Sealed subs generally have better transient response, which is often attributes to their musicality. They have a gradual rolloff as the frequency goes down. They generally allow a bigger margin for error during the actual construction, and are simple to design and build. They generally have a higher power handling.

Ported subs can generally go a bit deeper depending on the frequency to which its been tuned. Rather than a gradual rolloff, a good driver will be fairly linear to the tuned frequency, and then drop like a rock. The margin for error in the construction is smaller than in a sealed.

Both designs have their tradeoffs, but when properly designed, you should have a good end result either way. A lot of it depends on the driver itself, and its paramters, particularly the q of the driver. I personally use a ported sonosub tuned to 16 hz and love it, but I've also heard a lot of sealed subs that are tough to top...
 
yeah im using 400 watt 18" PA subs in mine ive done lots of ported enlcosuree and some of the time i wish they were sealed and so with this one im thinking of making it so that it is sealed but if i dont like the sound of it that i can easly make it ported the only problem with this is that if i dont like the sound more with it ported i wont be able to make it sealed again :(
 
You could always make a cheaper test enclosure out of lesser materials first. If you did want to make it back into a sealed box after already having made it ported, they do sell port plugs to seal the box off. Or, you could port it with PVC pipe, thread the pipe, and use a screw-on endcap so you could have sealed or ported, depending on the mood :)
 
Super said:
These are not accurate in every situation, but are rather generalizations.

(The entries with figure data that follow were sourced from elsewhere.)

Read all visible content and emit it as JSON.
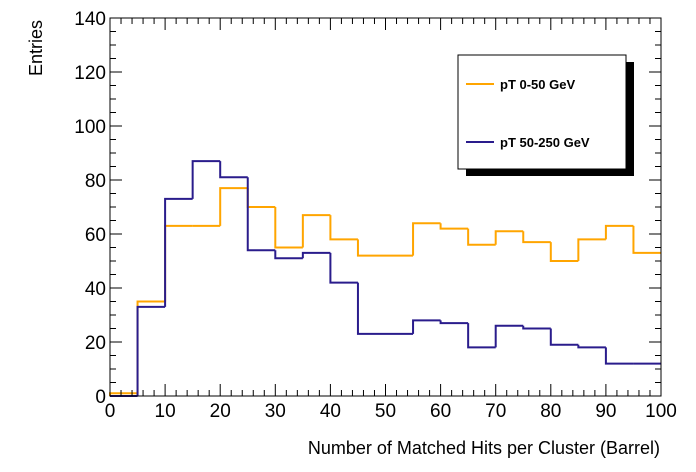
{
  "chart_data": {
    "type": "histogram",
    "title": "",
    "xlabel": "Number of Matched Hits per Cluster (Barrel)",
    "ylabel": "Entries",
    "xlim": [
      0,
      100
    ],
    "ylim": [
      0,
      140
    ],
    "bin_width": 5,
    "bin_edges": [
      0,
      5,
      10,
      15,
      20,
      25,
      30,
      35,
      40,
      45,
      50,
      55,
      60,
      65,
      70,
      75,
      80,
      85,
      90,
      95,
      100
    ],
    "x_ticks": [
      "0",
      "10",
      "20",
      "30",
      "40",
      "50",
      "60",
      "70",
      "80",
      "90",
      "100"
    ],
    "y_ticks": [
      "0",
      "20",
      "40",
      "60",
      "80",
      "100",
      "120",
      "140"
    ],
    "x_tick_values": [
      0,
      10,
      20,
      30,
      40,
      50,
      60,
      70,
      80,
      90,
      100
    ],
    "y_tick_values": [
      0,
      20,
      40,
      60,
      80,
      100,
      120,
      140
    ],
    "legend_position": "top-right",
    "grid": false,
    "series": [
      {
        "name": "pT 0-50 GeV",
        "color": "#ffa500",
        "values": [
          1,
          35,
          63,
          63,
          77,
          70,
          55,
          67,
          58,
          52,
          52,
          64,
          62,
          56,
          61,
          57,
          50,
          58,
          63,
          53
        ]
      },
      {
        "name": "pT 50-250 GeV",
        "color": "#2a1c8c",
        "values": [
          0,
          33,
          73,
          87,
          81,
          54,
          51,
          53,
          42,
          23,
          23,
          28,
          27,
          18,
          26,
          25,
          19,
          18,
          12,
          12
        ]
      }
    ]
  }
}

Sealed subs generally have better transient response, which is often attributes to their musicality. They have a gradual rolloff as the frequency goes down. They generally allow a bigger margin for error during the actual construction, and are simple to design and build. They generally have a higher power handling.

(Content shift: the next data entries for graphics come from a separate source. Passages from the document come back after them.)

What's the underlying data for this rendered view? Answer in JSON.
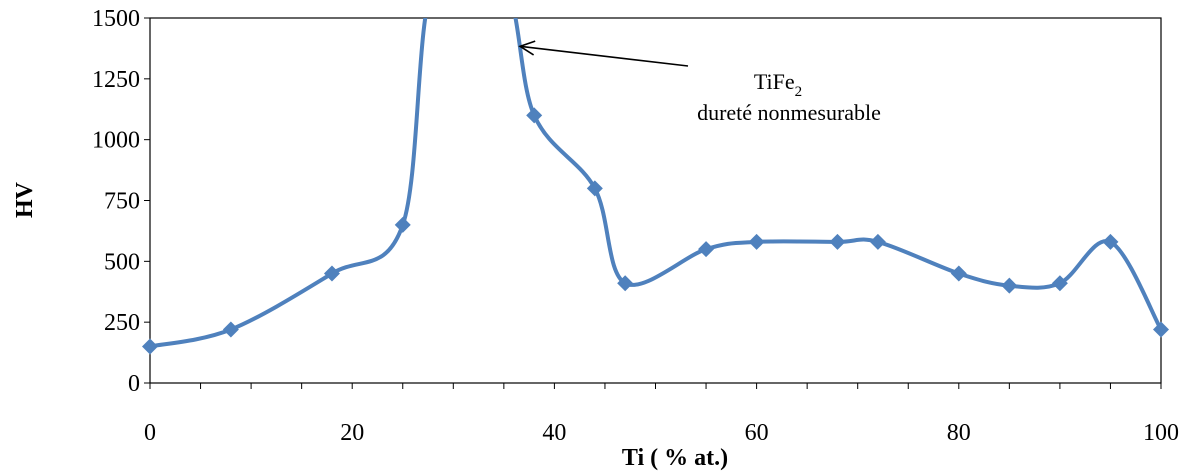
{
  "chart_data": {
    "type": "line",
    "xlabel": "Ti ( % at.)",
    "ylabel": "HV",
    "xlim": [
      0,
      100
    ],
    "ylim": [
      0,
      1500
    ],
    "x_ticks": [
      "0",
      "20",
      "40",
      "60",
      "80",
      "100"
    ],
    "y_ticks": [
      "0",
      "250",
      "500",
      "750",
      "1000",
      "1250",
      "1500"
    ],
    "grid": false,
    "smooth": true,
    "series": [
      {
        "color": "#4F81BD",
        "marker": "diamond",
        "points": [
          {
            "x": 0,
            "y": 150
          },
          {
            "x": 8,
            "y": 220
          },
          {
            "x": 18,
            "y": 450
          },
          {
            "x": 25,
            "y": 650
          },
          {
            "x": 38,
            "y": 1100
          },
          {
            "x": 44,
            "y": 800
          },
          {
            "x": 47,
            "y": 410
          },
          {
            "x": 55,
            "y": 550
          },
          {
            "x": 60,
            "y": 580
          },
          {
            "x": 68,
            "y": 580
          },
          {
            "x": 72,
            "y": 580
          },
          {
            "x": 80,
            "y": 450
          },
          {
            "x": 85,
            "y": 400
          },
          {
            "x": 90,
            "y": 410
          },
          {
            "x": 95,
            "y": 580
          },
          {
            "x": 100,
            "y": 220
          }
        ],
        "unmeasurable_peak_x": [
          28,
          35
        ]
      }
    ],
    "annotation": {
      "line1_base": "TiFe",
      "line1_sub": "2",
      "line2": "dureté nonmesurable",
      "arrow_target_x": 37,
      "arrow_target_y": 1400
    }
  }
}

What kind of margin for error? one tenth of a liter volume, material used, bracing....? What might be the most common error for a complete novice?

Thanks in advance,

Ron
 
diyAudio Moderator Emeritus
Joined 2001
I think the margin of error Super was referring to was the fact that you can tune a vented box wrong. Also, the vent can tune it correctly but be too narrow and make "chuffing" sounds.

Of course, there are formulas that avoid that-or the novice can post here and we can set him/her down the right path. Building a ported box is not appreciably more difficult than a sealed, but like anything else, if you have another set of variables-in this case, the port-you have another thing that can theoretically go wrong.
 
The plus of a sealed box over a vented one is that with the better transient response the sealed box has a more gradual roll off. That coupled with typical room gain will usually make up for the supposed loss in efficiency gained by a reflex cabinet.
The loww bass will be better if you take into account that the reflex enclosure will cause serious distorsion just below the vent tuning frequency. The woofer will not be loaded by the box/port combination and will go into wild excusion that causes distorsion.